1.21.2008

cabritas

Margarita O. y Gabriel se juntaron en la plaza O'higgins, por la vereda que da Colón. Son las 18.54 de un caluroso lunes en Valparaíso y ninguno de los dos dice nada.
Ella se muere por preguntarle qué fue de él todo este tiempo y por qué un día decidió no quererla más. Pero calla. Tiene la mirada pegada en las ruedas de los autos que cruzan la calle y se rehúsa a levantar la vista para encarar a Gabriel.
Él también se traga palabras. Quiere decirle que es estúpido que estén ahí sin hacer nada, que mejor dejen de forzar las cosas y cada uno siga su camino sin mirar atrás. Eso quiere decir o al menos lo intenta. Gabriel jamás está seguro de nada. La incertidumbre lo acompaña siempre.
Pasan los minutos y después del "hola, cómo estás"no vino nada. Tampoco se miran, pero se tocan la mano. La derecha de ella, la izquierda de él. Se rozan tanto que sin darse cuenta las unen. Y sonríen.
Gabriel quiere decirle que la echa de menos; ella que todavía lo quiere. Pero callan. El par de tontos jura que la mano lo dice todo.

1.11.2008

100 mg.

- ¿Cómo te has sentido? - preguntó el doctor M, revisando la ficha médica llena de anotaciones en rojo - Te perdiste casi un mes y medio. ¿Qué ha pasado? -
Margarita O. lo miró fijamente y en un segundo toda su vida pasó frente a sus ojos. Llevaba varios días pensando en lo que tenía que decirle, pero no pudo. Sin saber por qué rompió en llanto. Sintió tanta pena.
Con la expresión de siempre, el doctor M. le acercó la caja de pañuelos desechables y luego silenció la sinfonía de Bach que ambientaba la consulta. -¿Quieres hablar sobre tu pena ?- preguntó igual que otras veces y empezó a escribir un nuevo capítulo en la historia de la tristeza de Margarita O.
Entre sollozos y suspiros, ella le contó que estaba más sola que nunca y que últimamente dormía más de catorce horas al día. - No tengo ganas de levantarme nunca más - dijo y lloró con fuerza para reforzar sus palabras. A ratos, le parecía que la escena frente al psiquiatra era tan cliché que rayaba en lo patético. Aún así seguía visitándolo cada cierto tiempo.
- Te aumentaré la dosis de quetapina y no dejes de tomarte el remedio. Estoy seguro que además has vuelto a beber - sentenció el doctor M. - ¿Me equivoco? -
Margarita O. pensó en todas las botellas vacías que tiraba a la basura y el asco que sentía en las mañanas producto del vino tinto barato que la emborrachaba.
- Tomar no es la solución a tus problemas - comentó mientras ordenaba la receta.
- ¿Y estas pastillas sí? - repuso ya sin lágrimas en los ojos. - Soy una maldita drogadicta legalizada -
El doctor M. le pasó una pídola naranja y un vaso de agua. Ella la tragó enojada y dolida. Todo era patético.

1.03.2008

miedo

Se levantó con una angustia terrible oprimiéndole el pecho. La amenaza del ataque al corazón había regresado y otra vez la misma historia de terror.

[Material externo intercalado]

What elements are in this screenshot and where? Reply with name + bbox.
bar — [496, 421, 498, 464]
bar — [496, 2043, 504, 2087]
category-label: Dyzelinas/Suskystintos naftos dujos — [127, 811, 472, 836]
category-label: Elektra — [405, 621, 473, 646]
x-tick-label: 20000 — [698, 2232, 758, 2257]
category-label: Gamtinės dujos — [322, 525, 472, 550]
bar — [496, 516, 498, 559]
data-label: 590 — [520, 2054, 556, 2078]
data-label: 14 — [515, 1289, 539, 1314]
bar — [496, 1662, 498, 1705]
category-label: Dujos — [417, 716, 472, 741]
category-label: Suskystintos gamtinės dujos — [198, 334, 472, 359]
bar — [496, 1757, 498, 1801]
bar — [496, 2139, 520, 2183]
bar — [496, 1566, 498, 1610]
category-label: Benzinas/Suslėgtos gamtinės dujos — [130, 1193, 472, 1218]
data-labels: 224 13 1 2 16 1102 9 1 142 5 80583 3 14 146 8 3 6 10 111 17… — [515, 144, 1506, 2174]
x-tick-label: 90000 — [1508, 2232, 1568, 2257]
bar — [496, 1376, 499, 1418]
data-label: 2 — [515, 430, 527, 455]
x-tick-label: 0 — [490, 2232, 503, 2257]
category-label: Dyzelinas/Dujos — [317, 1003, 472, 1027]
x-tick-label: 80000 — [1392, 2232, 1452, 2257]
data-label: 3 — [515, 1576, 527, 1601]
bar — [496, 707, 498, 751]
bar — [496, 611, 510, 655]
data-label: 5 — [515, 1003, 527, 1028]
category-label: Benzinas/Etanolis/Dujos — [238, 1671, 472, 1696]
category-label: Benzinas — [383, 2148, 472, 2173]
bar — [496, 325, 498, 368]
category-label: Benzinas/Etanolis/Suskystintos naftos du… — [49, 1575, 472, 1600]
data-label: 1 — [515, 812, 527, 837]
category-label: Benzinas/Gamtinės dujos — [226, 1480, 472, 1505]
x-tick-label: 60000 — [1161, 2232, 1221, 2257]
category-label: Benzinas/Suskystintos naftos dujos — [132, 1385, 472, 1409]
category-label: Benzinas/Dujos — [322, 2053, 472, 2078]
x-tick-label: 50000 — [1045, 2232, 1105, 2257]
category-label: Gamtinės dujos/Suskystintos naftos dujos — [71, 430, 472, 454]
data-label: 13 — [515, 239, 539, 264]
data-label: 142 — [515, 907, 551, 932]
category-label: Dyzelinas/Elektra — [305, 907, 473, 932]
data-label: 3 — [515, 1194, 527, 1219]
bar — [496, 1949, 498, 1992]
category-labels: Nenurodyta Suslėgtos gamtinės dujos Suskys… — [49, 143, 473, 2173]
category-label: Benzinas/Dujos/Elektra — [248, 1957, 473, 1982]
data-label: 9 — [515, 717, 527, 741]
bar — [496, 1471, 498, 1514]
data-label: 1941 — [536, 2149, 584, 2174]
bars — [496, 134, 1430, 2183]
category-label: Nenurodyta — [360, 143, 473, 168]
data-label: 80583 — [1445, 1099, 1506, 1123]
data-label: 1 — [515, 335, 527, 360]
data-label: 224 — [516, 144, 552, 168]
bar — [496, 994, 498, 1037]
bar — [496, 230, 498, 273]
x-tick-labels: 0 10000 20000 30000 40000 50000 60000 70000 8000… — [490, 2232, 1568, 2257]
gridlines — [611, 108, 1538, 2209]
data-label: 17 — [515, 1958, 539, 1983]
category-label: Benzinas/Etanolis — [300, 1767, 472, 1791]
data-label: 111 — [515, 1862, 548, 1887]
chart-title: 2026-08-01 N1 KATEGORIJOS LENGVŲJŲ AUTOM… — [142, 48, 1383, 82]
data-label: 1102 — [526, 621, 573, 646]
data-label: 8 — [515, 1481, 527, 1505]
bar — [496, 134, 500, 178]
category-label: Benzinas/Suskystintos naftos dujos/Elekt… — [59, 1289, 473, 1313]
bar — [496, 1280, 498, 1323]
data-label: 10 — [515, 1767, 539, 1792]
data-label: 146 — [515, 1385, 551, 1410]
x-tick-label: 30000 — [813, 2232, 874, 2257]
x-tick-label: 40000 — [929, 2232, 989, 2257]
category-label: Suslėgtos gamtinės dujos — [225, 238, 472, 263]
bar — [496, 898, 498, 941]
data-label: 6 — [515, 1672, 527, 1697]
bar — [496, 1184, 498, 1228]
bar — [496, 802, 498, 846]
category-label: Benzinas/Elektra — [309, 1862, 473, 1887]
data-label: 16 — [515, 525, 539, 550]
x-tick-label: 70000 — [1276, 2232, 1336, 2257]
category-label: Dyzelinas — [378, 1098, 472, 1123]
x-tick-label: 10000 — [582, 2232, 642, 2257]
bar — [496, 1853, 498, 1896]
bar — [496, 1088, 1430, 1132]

Después de la ducha se metió en la cama y maldijo la hora en que dejó de tomarse su dosis diaria de alprazolam. Pensaba que en cualquier momento vendría el gran dolor y todo se iría a negro.

A veces sentía que el corazón le explotaría. Otras, en cambio, se asustaba por los débiles latidos y se desesperaba al pensar que de un momento a otro el músculo se olvidaba de latir. Margarita O. no sabía que hacer. A ratos lloraba de impotencia y rezaba pidiendo que el martirio se acabara. Pero nadie en el cielo escuchaba sus desesperados ruegos. Estaba más sola que nunca. Al menos eso creía ella.

Escondida entre sus sábanas, Margarita O. esperaba la muerte. Igual que otras veces, como en tantos momentos de su vida, el pánico la consume y hoy no tiene ni una maldita droga a mano para escaparse.

Margarita O. llora desconsolada. -¿Por qué no puedo ser normal?- se pregunta.